Bonura T, Radany E H, McMillan S, Love J D, Schultz R A, Edenberg H J, Friedberg E C
Biochimie. 1982 Aug-Sep;64(8-9):643-54. doi: 10.1016/s0300-9084(82)80104-1.
Pyrimidine dimer (PD)-DNA glycosylase activity has been reported in both the M. luteus and phage T4 UV endonucleases. In the present studies the T4 PD-DNA glycosylase has been purified close to physical homogeneity using an assay that measures the release of free thymine from UV-irradiated poly ([H5] dT):poly (dA), after the photo-reversal of thymine-thymine dimers. The activity has also been demonstrated in vivo following infection of UV-irradiated E. coli uvr- cells with phage T4. Under these conditions the T4 PD-DNA glycosylase accounts quantitatively for all thymine-containing PD excised from [3H] labeled E. coli DNA. In vitro the T4 PD-DNA glycosylase has an associated AP endonuclease activity that incises UV-irradiated DNA 3 to the apyrimidinic sites created by the glycosylase. However, the glycosylase/AP endonuclease reaction mechanism in vitro does not appear to be a concerted one.

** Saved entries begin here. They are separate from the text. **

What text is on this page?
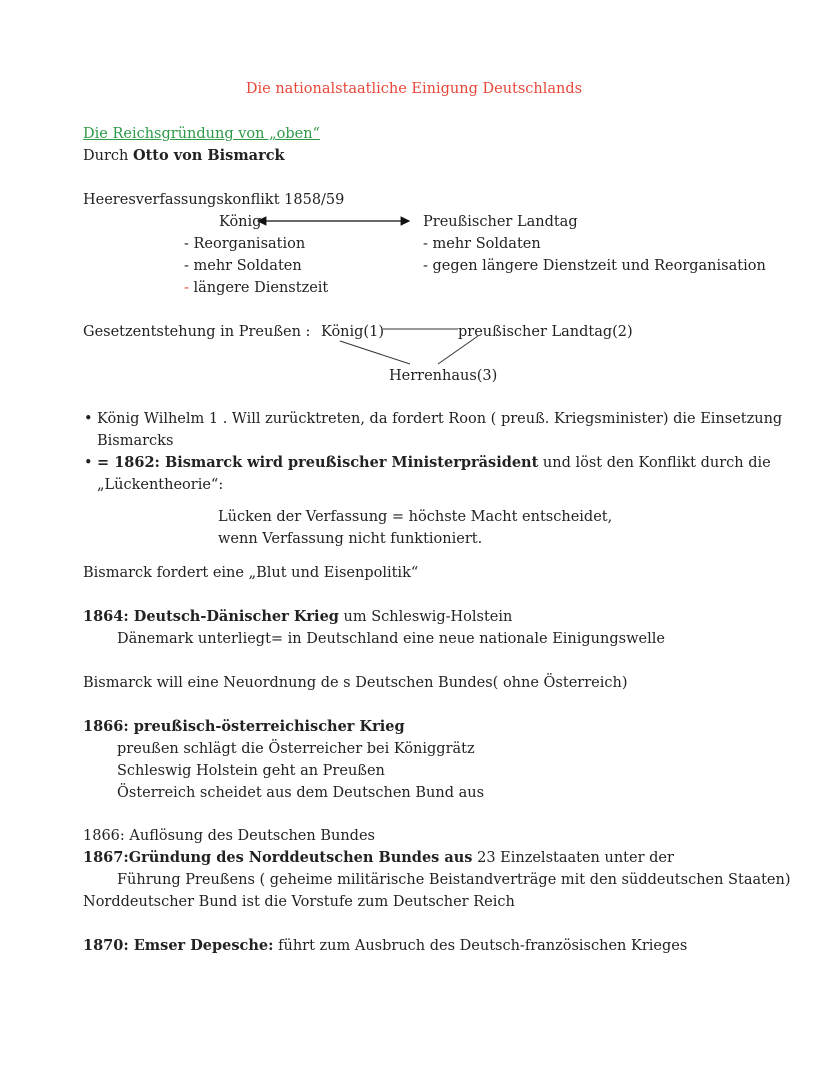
Die nationalstaatliche Einigung Deutschlands
Die Reichsgründung von „oben“
Durch Otto von Bismarck
Heeresverfassungskonflikt 1858/59
König	Preußischer Landtag
- Reorganisation
- mehr Soldaten
- längere Dienstzeit
- mehr Soldaten
- gegen längere Dienstzeit und Reorganisation
Gesetzentstehung in Preußen : König(1)	preußischer Landtag(2)
Herrenhaus(3)
• König Wilhelm 1 . Will zurücktreten, da fordert Roon ( preuß. Kriegsminister) die Einsetzung
Bismarcks
• = 1862: Bismarck wird preußischer Ministerpräsident und löst den Konflikt durch die
„Lückentheorie“:
Lücken der Verfassung = höchste Macht entscheidet,
wenn Verfassung nicht funktioniert.
Bismarck fordert eine „Blut und Eisenpolitik“
1864: Deutsch-Dänischer Krieg um Schleswig-Holstein
Dänemark unterliegt= in Deutschland eine neue nationale Einigungswelle
Bismarck will eine Neuordnung de s Deutschen Bundes( ohne Österreich)
1866: preußisch-österreichischer Krieg
preußen schlägt die Österreicher bei Königgrätz
Schleswig Holstein geht an Preußen
Österreich scheidet aus dem Deutschen Bund aus
1866: Auflösung des Deutschen Bundes
1867:Gründung des Norddeutschen Bundes aus 23 Einzelstaaten unter der
Führung Preußens ( geheime militärische Beistandverträge mit den süddeutschen Staaten)
Norddeutscher Bund ist die Vorstufe zum Deutscher Reich
1870: Emser Depesche: führt zum Ausbruch des Deutsch-französischen Krieges
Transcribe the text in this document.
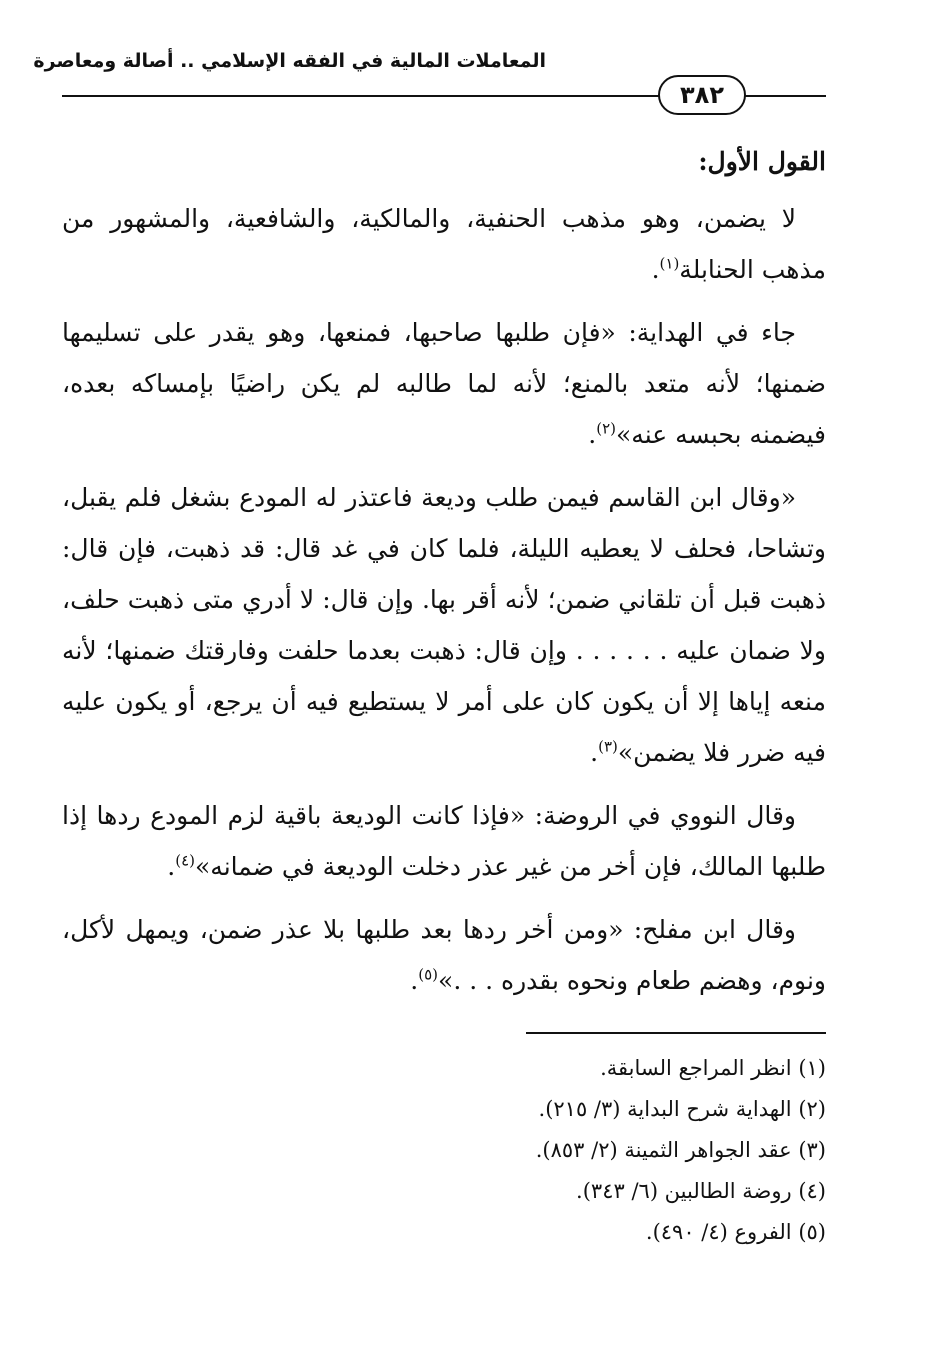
المعاملات المالية في الفقه الإسلامي .. أصالة ومعاصرة
٣٨٢
القول الأول:

لا يضمن، وهو مذهب الحنفية، والمالكية، والشافعية، والمشهور من مذهب الحنابلة$^{(١)}$.

جاء في الهداية: «فإن طلبها صاحبها، فمنعها، وهو يقدر على تسليمها ضمنها؛ لأنه متعد بالمنع؛ لأنه لما طالبه لم يكن راضيًا بإمساكه بعده، فيضمنه بحبسه عنه»$^{(٢)}$.

«وقال ابن القاسم فيمن طلب وديعة فاعتذر له المودع بشغل فلم يقبل، وتشاحا، فحلف لا يعطيه الليلة، فلما كان في غد قال: قد ذهبت، فإن قال: ذهبت قبل أن تلقاني ضمن؛ لأنه أقر بها. وإن قال: لا أدري متى ذهبت حلف، ولا ضمان عليه . . . . . . وإن قال: ذهبت بعدما حلفت وفارقتك ضمنها؛ لأنه منعه إياها إلا أن يكون كان على أمر لا يستطيع فيه أن يرجع، أو يكون عليه فيه ضرر فلا يضمن»$^{(٣)}$.

وقال النووي في الروضة: «فإذا كانت الوديعة باقية لزم المودع ردها إذا طلبها المالك، فإن أخر من غير عذر دخلت الوديعة في ضمانه»$^{(٤)}$.

وقال ابن مفلح: «ومن أخر ردها بعد طلبها بلا عذر ضمن، ويمهل لأكل، ونوم، وهضم طعام ونحوه بقدره . . .»$^{(٥)}$.

(١) انظر المراجع السابقة.
(٢) الهداية شرح البداية (٣/ ٢١٥).
(٣) عقد الجواهر الثمينة (٢/ ٨٥٣).
(٤) روضة الطالبين (٦/ ٣٤٣).
(٥) الفروع (٤/ ٤٩٠).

In addition, a T4 phage with a temperature-sensitive mutation in the denV gene shows wild-type levels of survival at the permissive temperature, despite the fact that in vitro, extracts of E. coli infected with this mutant show no detectable phage-coded AP endonuclease at 28 degrees C. Thus the exact role of the T4 AP endonuclease in the incision of UV-irradiated DNA dimer in vivo is not clear. The ratio of excised non-containing nucleotides to dimer-containing nucleotides following infection of UV-irradiated E. coli with phage T4 denV+ yields a calculated average repair patch size of approximately 7 nucleotides. In contrast, the calculated average patch size in uninfected E. coli is approximately 70 nucleotides. Thus the extent of excision/resynthesis of UV-irradiated DNA may be determined by the specific mode of incision of the DNA at PD. When uninfected E. coli (uvr+) is exposed to UV radiation, a fraction of the excised thymine-containing PD contain photolabile thymine, suggesting the presence of PD-DNA glycosylase in E. coli. The role of this putative activity in the metabolism of UV-irradiated DNA is under investigation.
在藤黄微球菌和噬菌体T4的紫外线内切核酸酶中均已报道有嘧啶二聚体(PD)-DNA糖基化酶活性。在本研究中,利用一种测定方法,在胸腺嘧啶-胸腺嘧啶二聚体光逆转后,测量从紫外线照射的聚([H5]dT):聚(dA)中释放游离胸腺嘧啶的量,已将T4 PD-DNA糖基化酶纯化至接近物理纯的状态。在用噬菌体T4感染紫外线照射的大肠杆菌uvr-细胞后,也在体内证实了该活性。在这些条件下,T4 PD-DNA糖基化酶定量地解释了从[3H]标记的大肠杆菌DNA中切除的所有含胸腺嘧啶的PD。在体外,T4 PD-DNA糖基化酶具有相关的AP内切核酸酶活性,该活性可在糖基化酶产生的无嘧啶位点的3'端切割紫外线照射的DNA。然而,体外糖基化酶/AP内切核酸酶反应机制似乎不是协同的。此外,denV基因发生温度敏感突变的T4噬菌体在允许温度下显示出野生型的存活水平,尽管事实上,用这种突变体感染的大肠杆菌提取物在28℃时未检测到噬菌体编码的AP内切核酸酶。因此,T4 AP内切核酸酶在体内切割紫外线照射的DNA二聚体的确切作用尚不清楚。用噬菌体T4 denV+感染紫外线照射的大肠杆菌后,切除的不含核苷酸与含二聚体核苷酸的比例得出计算出的平均修复片段大小约为7个核苷酸。相比之下,未感染的大肠杆菌中计算出的平均片段大小约为70个核苷酸。因此,紫外线照射的DNA的切除/再合成程度可能由DNA在PD处的特定切割方式决定。当未感染的大肠杆菌(uvr+)暴露于紫外线辐射时,一部分切除的含胸腺嘧啶的PD含有光不稳定的胸腺嘧啶,这表明大肠杆菌中存在PD-DNA糖基化酶。这种假定活性在紫外线照射的DNA代谢中的作用正在研究中。